Baldwin Perk at 4833 New Broad Street drew six high-severity violations, including employees not reporting illness symptoms, inadequate shell stock identification records, time as a public health control not properly used, no consumer advisory for raw or undercooked foods, and toxic chemicals improperly stored.
What These Violations Mean
The most common high-severity citation across this week's inspections was the absence of an employee health policy, found at Bachata Breeze, Taverna Opa, JoJo's Shake Bar, Landmark Center / Omega Deli, PRS Taco Palace, Bento, East Wok, China Lee, and others. Without a written policy, there is no mechanism requiring sick workers to stay home or report symptoms. Norovirus, the leading cause of foodborne illness outbreaks in restaurants, spreads through exactly this gap. A single infected food handler can expose dozens of customers before any symptom is visible to a supervisor.
Temperature and cooking failures appeared at Taverna Opa, JoJo's Shake Bar, Zen Dumpling, Gators Dockside, Bento, and Mama Lau and OC LLC. When food is not cooked to the required minimum internal temperature, pathogens including Salmonella in poultry and E. coli in ground beef survive the cooking process intact. The risk is not theoretical: undercooked food is among the most common documented causes of restaurant-linked illness outbreaks nationwide.
Shellfish traceability failures, documented at Taverna Opa, Zen Dumpling, Bento, and Baldwin Perk, matter in a specific and urgent way. Shellfish are frequently consumed raw or lightly cooked. When shell stock identification records are missing, there is no way to trace oysters, clams, or mussels back to their harvest location if customers become ill. Vibrio and norovirus, both associated with shellfish, can cause severe illness within hours of consumption.
The unapproved food source citations at Bachata Breeze, Landmark Center / Omega Deli, PRS Taco Palace, Gators Dockside, and Mama Lau and OC LLC represent a traceability breakdown of a different kind. Food that bypasses USDA or FDA inspection has no documented safety history. If a customer becomes ill, investigators have no supply chain to trace.
The Longer Record
The data provided does not include prior inspection counts for the facilities reviewed this week. What the violation profiles do show is a pattern of compounding failures rather than isolated citations. Bachata Breeze's 10 high-severity violations included management absence, illness policy gaps, sourcing failures, and surface sanitation failures simultaneously, conditions that do not typically appear together at a facility with a strong compliance history.

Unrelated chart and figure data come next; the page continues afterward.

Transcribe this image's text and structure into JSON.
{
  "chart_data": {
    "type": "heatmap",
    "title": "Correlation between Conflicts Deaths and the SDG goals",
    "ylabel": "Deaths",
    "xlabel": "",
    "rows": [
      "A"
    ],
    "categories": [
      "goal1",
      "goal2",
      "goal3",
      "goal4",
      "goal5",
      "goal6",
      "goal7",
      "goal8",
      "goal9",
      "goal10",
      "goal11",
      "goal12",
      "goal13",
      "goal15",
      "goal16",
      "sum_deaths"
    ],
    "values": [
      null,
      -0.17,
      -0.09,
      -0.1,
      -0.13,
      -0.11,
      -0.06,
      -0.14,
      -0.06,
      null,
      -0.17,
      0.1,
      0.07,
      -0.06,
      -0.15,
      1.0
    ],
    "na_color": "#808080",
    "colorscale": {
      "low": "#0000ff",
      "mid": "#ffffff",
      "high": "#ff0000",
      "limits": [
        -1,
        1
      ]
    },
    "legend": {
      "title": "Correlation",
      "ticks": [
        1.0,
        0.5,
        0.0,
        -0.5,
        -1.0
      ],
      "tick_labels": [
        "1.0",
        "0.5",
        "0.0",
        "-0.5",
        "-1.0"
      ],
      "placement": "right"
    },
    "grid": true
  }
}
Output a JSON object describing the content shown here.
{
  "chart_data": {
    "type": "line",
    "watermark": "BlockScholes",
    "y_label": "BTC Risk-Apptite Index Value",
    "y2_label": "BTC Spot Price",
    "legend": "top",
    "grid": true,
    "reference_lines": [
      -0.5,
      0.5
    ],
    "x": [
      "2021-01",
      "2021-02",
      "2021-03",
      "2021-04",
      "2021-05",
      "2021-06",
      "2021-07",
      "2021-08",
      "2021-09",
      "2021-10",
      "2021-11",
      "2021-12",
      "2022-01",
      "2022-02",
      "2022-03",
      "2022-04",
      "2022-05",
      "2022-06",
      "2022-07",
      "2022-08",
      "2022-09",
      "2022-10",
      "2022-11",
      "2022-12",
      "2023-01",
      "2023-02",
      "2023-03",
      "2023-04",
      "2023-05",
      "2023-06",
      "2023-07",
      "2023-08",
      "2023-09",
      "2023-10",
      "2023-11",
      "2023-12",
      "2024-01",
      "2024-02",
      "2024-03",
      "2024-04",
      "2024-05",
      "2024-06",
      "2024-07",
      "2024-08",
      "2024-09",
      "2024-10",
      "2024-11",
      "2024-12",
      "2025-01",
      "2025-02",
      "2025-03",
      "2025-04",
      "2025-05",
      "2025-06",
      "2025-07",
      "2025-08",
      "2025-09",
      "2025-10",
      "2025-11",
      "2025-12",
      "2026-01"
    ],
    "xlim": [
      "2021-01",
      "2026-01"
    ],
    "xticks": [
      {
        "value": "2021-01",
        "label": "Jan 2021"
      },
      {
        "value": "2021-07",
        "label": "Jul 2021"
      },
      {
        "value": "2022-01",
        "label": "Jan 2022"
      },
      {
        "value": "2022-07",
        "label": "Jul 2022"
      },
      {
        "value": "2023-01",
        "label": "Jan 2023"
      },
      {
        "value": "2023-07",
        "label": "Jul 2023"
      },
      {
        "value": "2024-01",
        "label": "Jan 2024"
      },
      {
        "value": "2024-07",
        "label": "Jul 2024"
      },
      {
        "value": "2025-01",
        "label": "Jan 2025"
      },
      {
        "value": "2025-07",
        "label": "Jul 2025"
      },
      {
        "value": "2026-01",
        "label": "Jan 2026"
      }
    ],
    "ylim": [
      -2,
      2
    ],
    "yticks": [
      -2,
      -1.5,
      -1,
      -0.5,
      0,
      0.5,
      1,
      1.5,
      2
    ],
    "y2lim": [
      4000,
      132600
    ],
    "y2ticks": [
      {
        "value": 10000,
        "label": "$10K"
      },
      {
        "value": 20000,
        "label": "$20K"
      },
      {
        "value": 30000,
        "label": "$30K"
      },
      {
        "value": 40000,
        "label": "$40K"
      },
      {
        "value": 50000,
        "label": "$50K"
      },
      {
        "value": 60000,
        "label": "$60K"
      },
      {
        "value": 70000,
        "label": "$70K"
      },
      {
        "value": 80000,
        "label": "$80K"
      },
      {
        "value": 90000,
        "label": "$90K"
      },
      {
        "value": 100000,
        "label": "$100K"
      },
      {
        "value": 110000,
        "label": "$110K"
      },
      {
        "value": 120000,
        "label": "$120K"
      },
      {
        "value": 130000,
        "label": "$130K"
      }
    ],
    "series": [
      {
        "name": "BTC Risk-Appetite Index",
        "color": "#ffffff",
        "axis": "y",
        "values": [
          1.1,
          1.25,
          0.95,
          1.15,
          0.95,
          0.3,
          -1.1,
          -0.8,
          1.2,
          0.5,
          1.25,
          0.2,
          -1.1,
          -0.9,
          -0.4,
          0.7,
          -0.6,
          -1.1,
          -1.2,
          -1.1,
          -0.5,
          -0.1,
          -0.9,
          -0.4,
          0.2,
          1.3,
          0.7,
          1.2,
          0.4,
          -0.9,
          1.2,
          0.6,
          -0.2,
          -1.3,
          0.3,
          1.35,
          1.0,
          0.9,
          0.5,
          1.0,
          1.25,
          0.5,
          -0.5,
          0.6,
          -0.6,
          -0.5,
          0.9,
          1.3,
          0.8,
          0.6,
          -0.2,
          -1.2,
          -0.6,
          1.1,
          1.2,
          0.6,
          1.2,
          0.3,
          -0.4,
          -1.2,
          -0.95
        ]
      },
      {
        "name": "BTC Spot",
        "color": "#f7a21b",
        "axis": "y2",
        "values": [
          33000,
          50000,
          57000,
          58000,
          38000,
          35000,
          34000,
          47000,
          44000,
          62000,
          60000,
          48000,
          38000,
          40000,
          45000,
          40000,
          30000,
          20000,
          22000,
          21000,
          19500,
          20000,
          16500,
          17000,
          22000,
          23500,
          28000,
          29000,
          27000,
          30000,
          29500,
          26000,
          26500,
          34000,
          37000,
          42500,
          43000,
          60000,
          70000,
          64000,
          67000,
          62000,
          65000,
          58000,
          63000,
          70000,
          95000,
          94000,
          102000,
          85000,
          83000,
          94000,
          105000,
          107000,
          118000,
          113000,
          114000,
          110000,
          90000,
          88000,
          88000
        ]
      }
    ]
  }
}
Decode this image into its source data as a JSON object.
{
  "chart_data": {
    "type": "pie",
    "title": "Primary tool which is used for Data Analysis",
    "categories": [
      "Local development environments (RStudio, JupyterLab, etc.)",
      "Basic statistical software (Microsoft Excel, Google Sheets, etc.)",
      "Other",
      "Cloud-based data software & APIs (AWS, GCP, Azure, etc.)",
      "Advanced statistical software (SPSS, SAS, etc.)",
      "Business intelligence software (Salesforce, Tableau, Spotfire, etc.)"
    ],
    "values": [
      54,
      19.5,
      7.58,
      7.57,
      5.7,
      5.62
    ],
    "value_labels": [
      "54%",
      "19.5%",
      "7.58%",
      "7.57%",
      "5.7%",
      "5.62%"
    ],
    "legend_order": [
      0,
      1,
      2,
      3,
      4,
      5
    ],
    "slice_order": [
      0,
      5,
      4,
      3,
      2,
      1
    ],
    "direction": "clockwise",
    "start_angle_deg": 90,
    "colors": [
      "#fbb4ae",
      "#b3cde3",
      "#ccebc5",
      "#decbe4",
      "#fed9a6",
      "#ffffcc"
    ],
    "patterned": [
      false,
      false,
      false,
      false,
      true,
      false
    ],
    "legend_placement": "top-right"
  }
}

Taverna Opa and JoJo's Shake Bar, both operating inside the same International Drive complex, drew a combined 17 high-severity violations in a single inspection week. For visitors staying in the resort corridor and dining at tourist-facing destinations, that concentration in one address is worth noting.
Gators Dockside and Baldwin Perk, both located on New Broad Street within blocks of each other, each drew citations for toxic chemical storage failures and time-as-public-health-control violations during the same inspection window. Whether those parallel findings reflect shared suppliers, similar operating conditions, or coincidence, the records do not say.